Margaret Bonds's Montgomery Variations, written in the mid-1960s, opened the second half. The work depicts different racist episodes of the era, including segregation on Montgomery buses and an attack on a Black Baptist church in Birmingham. The spiritual "I Want Jesus to Walk with Me" serves as the theme, returning across seven movements, one depicting the bombing musically.
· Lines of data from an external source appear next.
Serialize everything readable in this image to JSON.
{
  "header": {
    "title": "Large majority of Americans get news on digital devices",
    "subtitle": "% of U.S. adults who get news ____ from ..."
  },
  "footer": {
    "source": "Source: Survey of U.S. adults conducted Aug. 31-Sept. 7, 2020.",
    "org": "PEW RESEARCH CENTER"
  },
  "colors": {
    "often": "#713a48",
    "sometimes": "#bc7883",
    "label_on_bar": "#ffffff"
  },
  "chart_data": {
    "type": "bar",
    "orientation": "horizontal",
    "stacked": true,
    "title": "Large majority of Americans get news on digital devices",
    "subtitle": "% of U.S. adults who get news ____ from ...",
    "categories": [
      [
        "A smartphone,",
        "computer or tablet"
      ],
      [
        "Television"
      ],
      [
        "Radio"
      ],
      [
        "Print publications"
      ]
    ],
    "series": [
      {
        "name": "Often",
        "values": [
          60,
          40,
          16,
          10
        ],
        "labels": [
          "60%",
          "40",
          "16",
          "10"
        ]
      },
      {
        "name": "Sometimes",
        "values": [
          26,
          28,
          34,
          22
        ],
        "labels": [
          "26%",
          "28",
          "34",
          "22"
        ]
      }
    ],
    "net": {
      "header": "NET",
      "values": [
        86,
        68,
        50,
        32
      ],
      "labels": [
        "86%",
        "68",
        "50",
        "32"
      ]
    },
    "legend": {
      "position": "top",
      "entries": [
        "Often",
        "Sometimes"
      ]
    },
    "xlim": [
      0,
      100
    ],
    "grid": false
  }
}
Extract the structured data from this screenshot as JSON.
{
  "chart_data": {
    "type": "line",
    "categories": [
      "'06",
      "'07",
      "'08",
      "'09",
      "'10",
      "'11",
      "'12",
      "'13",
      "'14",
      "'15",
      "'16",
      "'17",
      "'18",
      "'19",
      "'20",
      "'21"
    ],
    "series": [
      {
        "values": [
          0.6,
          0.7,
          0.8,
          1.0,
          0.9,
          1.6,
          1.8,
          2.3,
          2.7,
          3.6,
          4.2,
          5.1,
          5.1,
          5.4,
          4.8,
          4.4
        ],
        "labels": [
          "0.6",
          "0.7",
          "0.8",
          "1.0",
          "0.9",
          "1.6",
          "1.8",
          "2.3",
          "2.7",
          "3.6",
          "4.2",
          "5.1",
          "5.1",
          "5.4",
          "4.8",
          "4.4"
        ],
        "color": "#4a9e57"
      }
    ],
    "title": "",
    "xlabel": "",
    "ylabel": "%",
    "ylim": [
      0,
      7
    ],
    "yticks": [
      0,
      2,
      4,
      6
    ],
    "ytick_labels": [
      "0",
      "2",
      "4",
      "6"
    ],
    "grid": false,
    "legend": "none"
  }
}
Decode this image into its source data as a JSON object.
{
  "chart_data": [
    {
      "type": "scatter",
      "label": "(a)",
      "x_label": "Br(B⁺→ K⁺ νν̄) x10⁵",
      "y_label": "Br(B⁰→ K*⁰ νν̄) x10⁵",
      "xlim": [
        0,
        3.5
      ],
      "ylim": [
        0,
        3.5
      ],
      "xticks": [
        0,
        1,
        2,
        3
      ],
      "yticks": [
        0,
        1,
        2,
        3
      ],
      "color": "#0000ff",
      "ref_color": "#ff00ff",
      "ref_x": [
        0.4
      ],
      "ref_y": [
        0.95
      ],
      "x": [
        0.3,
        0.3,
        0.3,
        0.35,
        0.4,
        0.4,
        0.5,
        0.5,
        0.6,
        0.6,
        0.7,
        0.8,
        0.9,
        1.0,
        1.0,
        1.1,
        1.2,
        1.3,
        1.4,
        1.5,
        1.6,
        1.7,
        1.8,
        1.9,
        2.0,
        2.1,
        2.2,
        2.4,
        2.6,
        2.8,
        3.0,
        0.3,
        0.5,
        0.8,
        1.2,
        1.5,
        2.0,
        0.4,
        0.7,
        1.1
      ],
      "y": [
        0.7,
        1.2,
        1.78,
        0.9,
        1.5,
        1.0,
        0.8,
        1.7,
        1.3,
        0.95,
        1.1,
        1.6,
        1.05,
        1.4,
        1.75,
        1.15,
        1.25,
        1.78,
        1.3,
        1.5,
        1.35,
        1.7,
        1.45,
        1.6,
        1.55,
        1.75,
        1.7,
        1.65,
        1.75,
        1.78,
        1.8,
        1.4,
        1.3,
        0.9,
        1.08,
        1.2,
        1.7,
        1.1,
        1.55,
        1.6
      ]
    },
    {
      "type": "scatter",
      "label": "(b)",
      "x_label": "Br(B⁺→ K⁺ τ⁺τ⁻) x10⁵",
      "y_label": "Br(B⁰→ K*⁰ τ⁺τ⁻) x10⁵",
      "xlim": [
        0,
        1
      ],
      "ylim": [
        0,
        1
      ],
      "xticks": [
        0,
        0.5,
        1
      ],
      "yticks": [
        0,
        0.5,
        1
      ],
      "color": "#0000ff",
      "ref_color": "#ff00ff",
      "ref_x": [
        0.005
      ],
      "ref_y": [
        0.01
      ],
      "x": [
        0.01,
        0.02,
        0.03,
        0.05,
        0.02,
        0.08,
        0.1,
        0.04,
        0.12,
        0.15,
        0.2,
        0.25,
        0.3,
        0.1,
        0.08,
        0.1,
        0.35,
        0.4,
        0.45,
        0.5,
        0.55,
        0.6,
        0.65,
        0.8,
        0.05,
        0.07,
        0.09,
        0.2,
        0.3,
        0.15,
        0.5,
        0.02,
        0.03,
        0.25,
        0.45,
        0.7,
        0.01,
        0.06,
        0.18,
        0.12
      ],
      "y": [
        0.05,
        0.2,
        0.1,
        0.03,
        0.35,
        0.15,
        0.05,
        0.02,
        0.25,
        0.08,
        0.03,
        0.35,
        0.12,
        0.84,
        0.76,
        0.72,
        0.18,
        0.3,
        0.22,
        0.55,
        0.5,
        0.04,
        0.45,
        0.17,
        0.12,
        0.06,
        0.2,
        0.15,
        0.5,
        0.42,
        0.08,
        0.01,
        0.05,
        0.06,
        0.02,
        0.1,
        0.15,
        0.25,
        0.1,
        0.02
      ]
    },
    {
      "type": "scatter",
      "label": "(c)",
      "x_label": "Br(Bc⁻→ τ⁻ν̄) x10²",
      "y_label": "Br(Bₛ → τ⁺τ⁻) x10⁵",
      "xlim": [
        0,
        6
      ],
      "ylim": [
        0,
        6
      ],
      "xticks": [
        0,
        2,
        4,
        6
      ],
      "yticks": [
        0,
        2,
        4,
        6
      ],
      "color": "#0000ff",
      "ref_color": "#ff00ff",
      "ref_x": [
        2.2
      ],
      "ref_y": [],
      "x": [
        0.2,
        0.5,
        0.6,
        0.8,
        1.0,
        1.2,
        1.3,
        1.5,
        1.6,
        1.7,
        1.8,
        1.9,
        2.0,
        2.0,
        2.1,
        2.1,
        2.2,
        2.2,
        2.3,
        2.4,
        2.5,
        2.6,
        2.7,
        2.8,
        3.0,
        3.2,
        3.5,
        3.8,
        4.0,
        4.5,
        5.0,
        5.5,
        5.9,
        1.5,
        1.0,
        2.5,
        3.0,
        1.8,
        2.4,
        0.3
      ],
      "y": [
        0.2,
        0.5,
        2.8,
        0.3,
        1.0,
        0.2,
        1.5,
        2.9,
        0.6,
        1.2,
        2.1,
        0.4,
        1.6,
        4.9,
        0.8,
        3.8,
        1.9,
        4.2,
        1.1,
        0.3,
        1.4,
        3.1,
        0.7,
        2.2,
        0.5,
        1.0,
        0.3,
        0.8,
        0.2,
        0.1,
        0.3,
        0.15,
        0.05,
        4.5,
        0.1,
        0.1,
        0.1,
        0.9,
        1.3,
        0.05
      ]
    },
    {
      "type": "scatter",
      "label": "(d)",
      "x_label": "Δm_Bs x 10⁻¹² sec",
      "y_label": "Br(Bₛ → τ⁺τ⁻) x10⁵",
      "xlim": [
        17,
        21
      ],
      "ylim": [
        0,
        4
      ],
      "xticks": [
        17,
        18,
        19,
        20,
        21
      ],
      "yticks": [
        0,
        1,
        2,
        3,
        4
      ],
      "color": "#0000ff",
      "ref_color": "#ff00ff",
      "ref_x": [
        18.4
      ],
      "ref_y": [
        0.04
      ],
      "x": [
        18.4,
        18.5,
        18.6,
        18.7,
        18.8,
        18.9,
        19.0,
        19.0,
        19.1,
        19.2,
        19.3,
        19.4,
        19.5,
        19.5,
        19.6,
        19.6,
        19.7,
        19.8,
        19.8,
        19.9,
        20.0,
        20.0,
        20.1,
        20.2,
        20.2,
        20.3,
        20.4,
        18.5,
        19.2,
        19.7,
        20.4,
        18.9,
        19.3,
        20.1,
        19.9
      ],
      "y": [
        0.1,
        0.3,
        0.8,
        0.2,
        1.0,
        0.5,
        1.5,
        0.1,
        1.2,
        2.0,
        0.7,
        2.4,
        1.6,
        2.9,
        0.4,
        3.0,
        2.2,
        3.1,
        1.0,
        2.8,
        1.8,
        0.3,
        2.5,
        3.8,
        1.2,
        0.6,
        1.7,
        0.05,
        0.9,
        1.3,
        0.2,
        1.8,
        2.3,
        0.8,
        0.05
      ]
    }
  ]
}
Bonds's orchestration is more varied and detailed than her teacher Price's, yet both works, despite their historical and political significance, offered limited reward for repeat listening.
The Chichester Psalms proved the concert's strongest moment—a fine demonstration of Bernstein's facility. Though the chorus could have engaged the text more deeply, Nézet-Séguin was in his element, highlighting the numerous accidents—syncopes and dissonances—that animate the score. Young soprano Laurier D'Amours-Poirier handled the complex part placed at the choir's right side with ease. The program was recorded for broadcast on Mezzo and Medici.